Wednesday, 14 May 2025

Policies Not parties Not people

 

See also: Beyond Partisan Division

See also: Policies Not Parties Not People

See also: Policies-Not-Parties Movement 





Policies, Not Parties: A New Political Future


It often feels like we’re living in two different countries—divided not just by opinion, but by entire worldviews. Red vs blue, left vs right, progressive vs conservative—these aren’t just political differences anymore. They’ve become identities. Identities that clash, compete, and fracture any sense of unity.


We’ve been told this is democracy. That voting for people or parties every few years gives us freedom. But what if that’s an illusion? What if that very structure—representation through parties and personalities—is the mechanism that keeps us divided?


Division Is Not a Flaw. It’s a Feature.


Competition, in sport or market or government, breeds winners and losers. And so too in politics. But governance is not a game. When power depends on defeating the other side, the system thrives on division. The more polarised we are, the easier we are to control.


We are encouraged to take sides—not just in elections, but in culture, identity, even friendships. And yet, beneath the shouting matches and tribal loyalties, most people want the same things: affordable housing, access to healthcare, a clean environment, meaningful work, fair laws, and peace.

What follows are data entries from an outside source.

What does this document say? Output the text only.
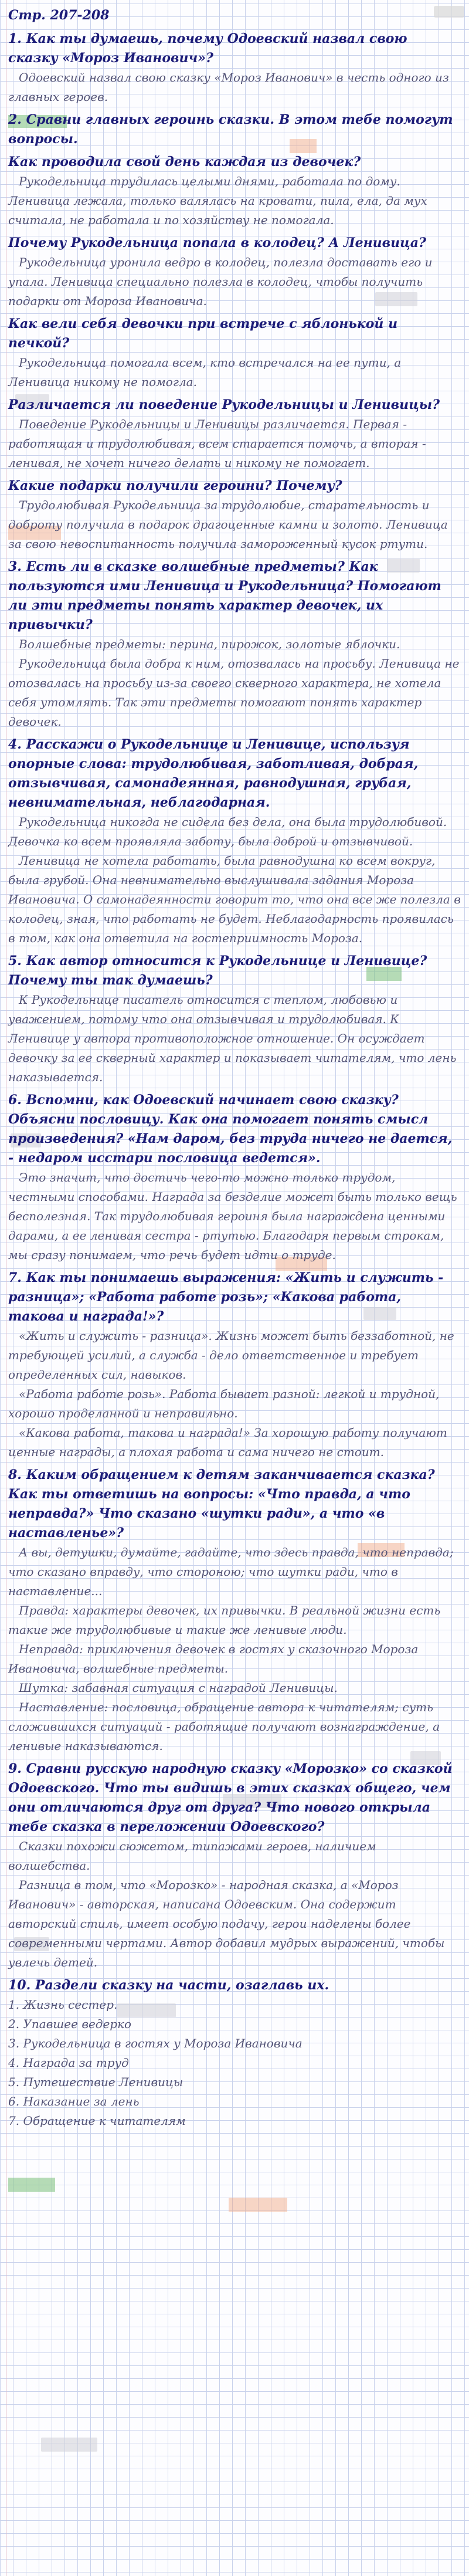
Стр. 207-208
1. Как ты думаешь, почему Одоевский назвал свою сказку «Мороз Иванович»?

Одоевский назвал свою сказку «Мороз Иванович» в честь одного из главных героев.

2. Сравни главных героинь сказки. В этом тебе помогут вопросы.
Как проводила свой день каждая из девочек?

Рукодельница трудилась целыми днями, работала по дому. Ленивица лежала, только валялась на кровати, пила, ела, да мух считала, не работала и по хозяйству не помогала.

Почему Рукодельница попала в колодец? А Ленивица?

Рукодельница уронила ведро в колодец, полезла доставать его и упала. Ленивица специально полезла в колодец, чтобы получить подарки от Мороза Ивановича.

Как вели себя девочки при встрече с яблонькой и печкой?

Рукодельница помогала всем, кто встречался на ее пути, а Ленивица никому не помогла.

Различается ли поведение Рукодельницы и Ленивицы?

Поведение Рукодельницы и Ленивицы различается. Первая - работящая и трудолюбивая, всем старается помочь, а вторая - ленивая, не хочет ничего делать и никому не помогает.

Какие подарки получили героини? Почему?

Трудолюбивая Рукодельница за трудолюбие, старательность и доброту получила в подарок драгоценные камни и золото. Ленивица за свою невоспитанность получила замороженный кусок ртути.

3. Есть ли в сказке волшебные предметы? Как пользуются ими Ленивица и Рукодельница? Помогают ли эти предметы понять характер девочек, их привычки?

Волшебные предметы: перина, пирожок, золотые яблочки.

Рукодельница была добра к ним, отозвалась на просьбу. Ленивица не отозвалась на просьбу из-за своего скверного характера, не хотела себя утомлять. Так эти предметы помогают понять характер девочек.

4. Расскажи о Рукодельнице и Ленивице, используя опорные слова: трудолюбивая, заботливая, добрая, отзывчивая, самонадеянная, равнодушная, грубая, невнимательная, неблагодарная.

Рукодельница никогда не сидела без дела, она была трудолюбивой. Девочка ко всем проявляла заботу, была доброй и отзывчивой.

Ленивица не хотела работать, была равнодушна ко всем вокруг, была грубой. Она невнимательно выслушивала задания Мороза Ивановича. О самонадеянности говорит то, что она все же полезла в колодец, зная, что работать не будет. Неблагодарность проявилась в том, как она ответила на гостеприимность Мороза.

5. Как автор относится к Рукодельнице и Ленивице? Почему ты так думаешь?

К Рукодельнице писатель относится с теплом, любовью и уважением, потому что она отзывчивая и трудолюбивая. К Ленивице у автора противоположное отношение. Он осуждает девочку за ее скверный характер и показывает читателям, что лень наказывается.

6. Вспомни, как Одоевский начинает свою сказку? Объясни пословицу. Как она помогает понять смысл произведения? «Нам даром, без труда ничего не дается, - недаром исстари пословица ведется».

Это значит, что достичь чего-то можно только трудом, честными способами. Награда за безделие может быть только вещь бесполезная. Так трудолюбивая героиня была награждена ценными дарами, а ее ленивая сестра - ртутью. Благодаря первым строкам, мы сразу понимаем, что речь будет идти о труде.

7. Как ты понимаешь выражения: «Жить и служить - разница»; «Работа работе розь»; «Какова работа, такова и награда!»?

«Жить и служить - разница». Жизнь может быть беззаботной, не требующей усилий, а служба - дело ответственное и требует определенных сил, навыков.

«Работа работе розь». Работа бывает разной: легкой и трудной, хорошо проделанной и неправильно.

«Какова работа, такова и награда!» За хорошую работу получают ценные награды, а плохая работа и сама ничего не стоит.

8. Каким обращением к детям заканчивается сказка? Как ты ответишь на вопросы: «Что правда, а что неправда?» Что сказано «шутки ради», а что «в наставленье»?

А вы, детушки, думайте, гадайте, что здесь правда, что неправда; что сказано вправду, что стороною; что шутки ради, что в наставление...

Правда: характеры девочек, их привычки. В реальной жизни есть такие же трудолюбивые и такие же ленивые люди.

Неправда: приключения девочек в гостях у сказочного Мороза Ивановича, волшебные предметы.

Шутка: забавная ситуация с наградой Ленивицы.

Наставление: пословица, обращение автора к читателям; суть сложившихся ситуаций - работящие получают вознаграждение, а ленивые наказываются.

9. Сравни русскую народную сказку «Морозко» со сказкой Одоевского. Что ты видишь в этих сказках общего, чем они отличаются друг от друга? Что нового открыла тебе сказка в переложении Одоевского?

Сказки похожи сюжетом, типажами героев, наличием волшебства.

Разница в том, что «Морозко» - народная сказка, а «Мороз Иванович» - авторская, написана Одоевским. Она содержит авторский стиль, имеет особую подачу, герои наделены более современными чертами. Автор добавил мудрых выражений, чтобы увлечь детей.

10. Раздели сказку на части, озаглавь их.
1. Жизнь сестер.
2. Упавшее ведерко
3. Рукодельница в гостях у Мороза Ивановича
4. Награда за труд
5. Путешествие Ленивицы
6. Наказание за лень
7. Обращение к читателям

So why don’t we vote directly on those policies?


The Crisis of Representation


Today, our votes are filtered through layers of representation. We vote for parties who choose people who claim to speak for us. But by the time a decision is made, it often bears little resemblance to what the people actually want.

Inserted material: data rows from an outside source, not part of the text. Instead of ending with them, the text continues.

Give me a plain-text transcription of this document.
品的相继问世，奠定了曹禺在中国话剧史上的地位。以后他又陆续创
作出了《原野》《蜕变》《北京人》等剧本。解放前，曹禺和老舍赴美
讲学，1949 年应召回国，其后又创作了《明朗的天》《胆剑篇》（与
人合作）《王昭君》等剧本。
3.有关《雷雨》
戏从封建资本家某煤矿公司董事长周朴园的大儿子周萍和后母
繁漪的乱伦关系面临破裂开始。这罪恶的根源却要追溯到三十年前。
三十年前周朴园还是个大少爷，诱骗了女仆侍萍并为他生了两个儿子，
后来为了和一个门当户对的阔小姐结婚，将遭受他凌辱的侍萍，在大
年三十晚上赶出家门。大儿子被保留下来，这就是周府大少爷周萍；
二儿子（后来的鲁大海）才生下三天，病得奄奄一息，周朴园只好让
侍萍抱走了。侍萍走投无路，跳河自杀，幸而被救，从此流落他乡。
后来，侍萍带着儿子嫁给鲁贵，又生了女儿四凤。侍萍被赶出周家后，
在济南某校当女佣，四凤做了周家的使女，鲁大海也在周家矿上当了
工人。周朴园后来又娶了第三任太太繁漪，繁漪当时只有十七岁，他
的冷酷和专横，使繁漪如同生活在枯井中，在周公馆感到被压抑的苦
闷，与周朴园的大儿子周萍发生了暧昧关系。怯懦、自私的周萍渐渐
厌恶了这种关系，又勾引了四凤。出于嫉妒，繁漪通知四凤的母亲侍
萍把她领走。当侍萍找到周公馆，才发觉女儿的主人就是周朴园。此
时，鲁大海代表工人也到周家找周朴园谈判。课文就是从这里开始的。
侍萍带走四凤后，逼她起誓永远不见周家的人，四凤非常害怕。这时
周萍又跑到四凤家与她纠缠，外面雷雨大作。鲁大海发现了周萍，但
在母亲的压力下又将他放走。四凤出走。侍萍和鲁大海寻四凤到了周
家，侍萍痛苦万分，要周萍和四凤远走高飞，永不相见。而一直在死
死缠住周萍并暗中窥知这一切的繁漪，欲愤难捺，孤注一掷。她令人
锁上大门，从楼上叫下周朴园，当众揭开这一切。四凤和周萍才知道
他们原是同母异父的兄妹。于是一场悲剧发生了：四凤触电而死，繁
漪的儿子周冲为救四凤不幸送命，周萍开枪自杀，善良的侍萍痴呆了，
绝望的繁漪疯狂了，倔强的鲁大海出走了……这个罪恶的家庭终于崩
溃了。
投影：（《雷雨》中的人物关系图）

What if we stopped voting for representatives and started voting for policies? Real, practical decisions—on housing, taxation, healthcare, energy, justice. Not slogans. Not smiling faces on posters. Not vague promises we can’t hold them to. Actual, actionable proposals.


A government that simply enacts the will of the majority—not as re-presentation, but as proportional presentation. Let the will of the people be counted, policy by policy.

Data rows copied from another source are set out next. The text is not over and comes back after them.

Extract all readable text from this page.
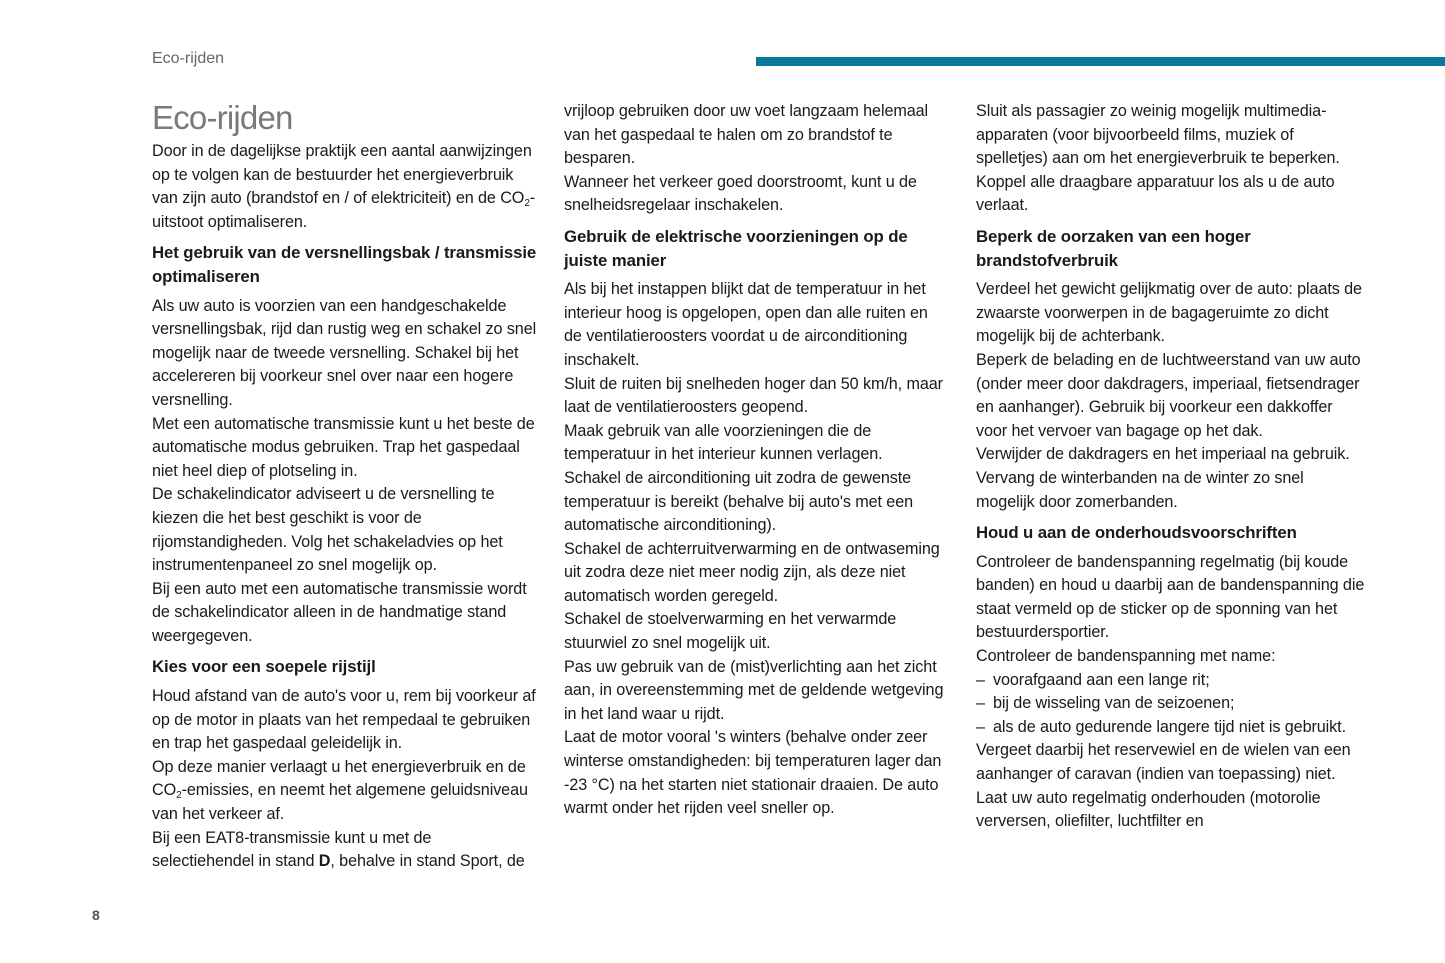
Eco-rijden
Eco-rijden

Door in de dagelijkse praktijk een aantal aanwijzingen op te volgen kan de bestuurder het energieverbruik van zijn auto (brandstof en / of elektriciteit) en de $CO_2$-uitstoot optimaliseren.

Het gebruik van de versnellingsbak / transmissie optimaliseren

Als uw auto is voorzien van een handgeschakelde versnellingsbak, rijd dan rustig weg en schakel zo snel mogelijk naar de tweede versnelling. Schakel bij het accelereren bij voorkeur snel over naar een hogere versnelling.

Met een automatische transmissie kunt u het beste de automatische modus gebruiken. Trap het gaspedaal niet heel diep of plotseling in.

De schakelindicator adviseert u de versnelling te kiezen die het best geschikt is voor de rijomstandigheden. Volg het schakeladvies op het instrumentenpaneel zo snel mogelijk op.

Bij een auto met een automatische transmissie wordt de schakelindicator alleen in de handmatige stand weergegeven.

Kies voor een soepele rijstijl

Houd afstand van de auto's voor u, rem bij voorkeur af op de motor in plaats van het rempedaal te gebruiken en trap het gaspedaal geleidelijk in.

Op deze manier verlaagt u het energieverbruik en de $CO_2$-emissies, en neemt het algemene geluidsniveau van het verkeer af.

Bij een EAT8-transmissie kunt u met de selectiehendel in stand D, behalve in stand Sport, de

vrijloop gebruiken door uw voet langzaam helemaal van het gaspedaal te halen om zo brandstof te besparen.

Wanneer het verkeer goed doorstroomt, kunt u de snelheidsregelaar inschakelen.

Gebruik de elektrische voorzieningen op de juiste manier

Als bij het instappen blijkt dat de temperatuur in het interieur hoog is opgelopen, open dan alle ruiten en de ventilatieroosters voordat u de airconditioning inschakelt.

Sluit de ruiten bij snelheden hoger dan 50 km/h, maar laat de ventilatieroosters geopend.

Maak gebruik van alle voorzieningen die de temperatuur in het interieur kunnen verlagen.

Schakel de airconditioning uit zodra de gewenste temperatuur is bereikt (behalve bij auto's met een automatische airconditioning).

Schakel de achterruitverwarming en de ontwaseming uit zodra deze niet meer nodig zijn, als deze niet automatisch worden geregeld.

Schakel de stoelverwarming en het verwarmde stuurwiel zo snel mogelijk uit.

Pas uw gebruik van de (mist)verlichting aan het zicht aan, in overeenstemming met de geldende wetgeving in het land waar u rijdt.

Laat de motor vooral 's winters (behalve onder zeer winterse omstandigheden: bij temperaturen lager dan -23 °C) na het starten niet stationair draaien. De auto warmt onder het rijden veel sneller op.

Sluit als passagier zo weinig mogelijk multimedia-apparaten (voor bijvoorbeeld films, muziek of spelletjes) aan om het energieverbruik te beperken.

Koppel alle draagbare apparatuur los als u de auto verlaat.

Beperk de oorzaken van een hoger brandstofverbruik

Verdeel het gewicht gelijkmatig over de auto: plaats de zwaarste voorwerpen in de bagageruimte zo dicht mogelijk bij de achterbank.

Beperk de belading en de luchtweerstand van uw auto (onder meer door dakdragers, imperiaal, fietsendrager en aanhanger). Gebruik bij voorkeur een dakkoffer voor het vervoer van bagage op het dak.

Verwijder de dakdragers en het imperiaal na gebruik.

Vervang de winterbanden na de winter zo snel mogelijk door zomerbanden.

Houd u aan de onderhoudsvoorschriften

Controleer de bandenspanning regelmatig (bij koude banden) en houd u daarbij aan de bandenspanning die staat vermeld op de sticker op de sponning van het bestuurdersportier.

Controleer de bandenspanning met name:

– voorafgaand aan een lange rit;
– bij de wisseling van de seizoenen;
– als de auto gedurende langere tijd niet is gebruikt.

Vergeet daarbij het reservewiel en de wielen van een aanhanger of caravan (indien van toepassing) niet.

Laat uw auto regelmatig onderhouden (motorolie verversen, oliefilter, luchtfilter en

8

The People Are Not Polarised—The System Is


Despite what we’re told, most people are not at war with each other. We are tired of the false choice between two extremes. We are tired of being forced to pick a team in a game we didn’t design.


Even global leaders from outside the democratic tradition have observed this flaw. Vladimir Putin once described Western democracies as “chaotic” because of their constant internal contradiction. Now, to be clear: this is not about defending Putin or autocracy. It’s about paying attention when opponents can see our weak points more clearly than we can.


When democracy becomes disordered, it risks becoming the very thing it claims to stand against: a rigid, centralized power structure that offers the illusion of choice. When it becomes “orderly” again, it risks morphing into a kind of controlled unity that resembles authoritarianism. Fascism, communism, and corrupted democracies may differ in label but converge in practice when power becomes opaque.


What Comes Next?


There’s a growing call in Britain and beyond for systemic change. Former prime ministers are demanding it. New parties are being built on that demand. But few are offering clear, implementable alternatives.


Here’s one:

Policies. Not parties. Not people.

A system where every major national issue is voted on directly by the public. Where proportional participation determines policy, and government’s only role is implementation.


This would require infrastructure, security, public education, and civic commitment. But it is possible. And it is already emerging in small forms—participatory budgeting, citizen assemblies, digital referendums.


This is real democracy. This is real communality. This is a future worth building.


We need to stop asking who to vote for. We need to start asking what we want—and how we get it. Because until we do, our so-called freedom will continue to feel like a choice between two captains arguing over the wheel, while the ship sails in circles.


Vote for policies. Not people. Not parties. That gets my vote.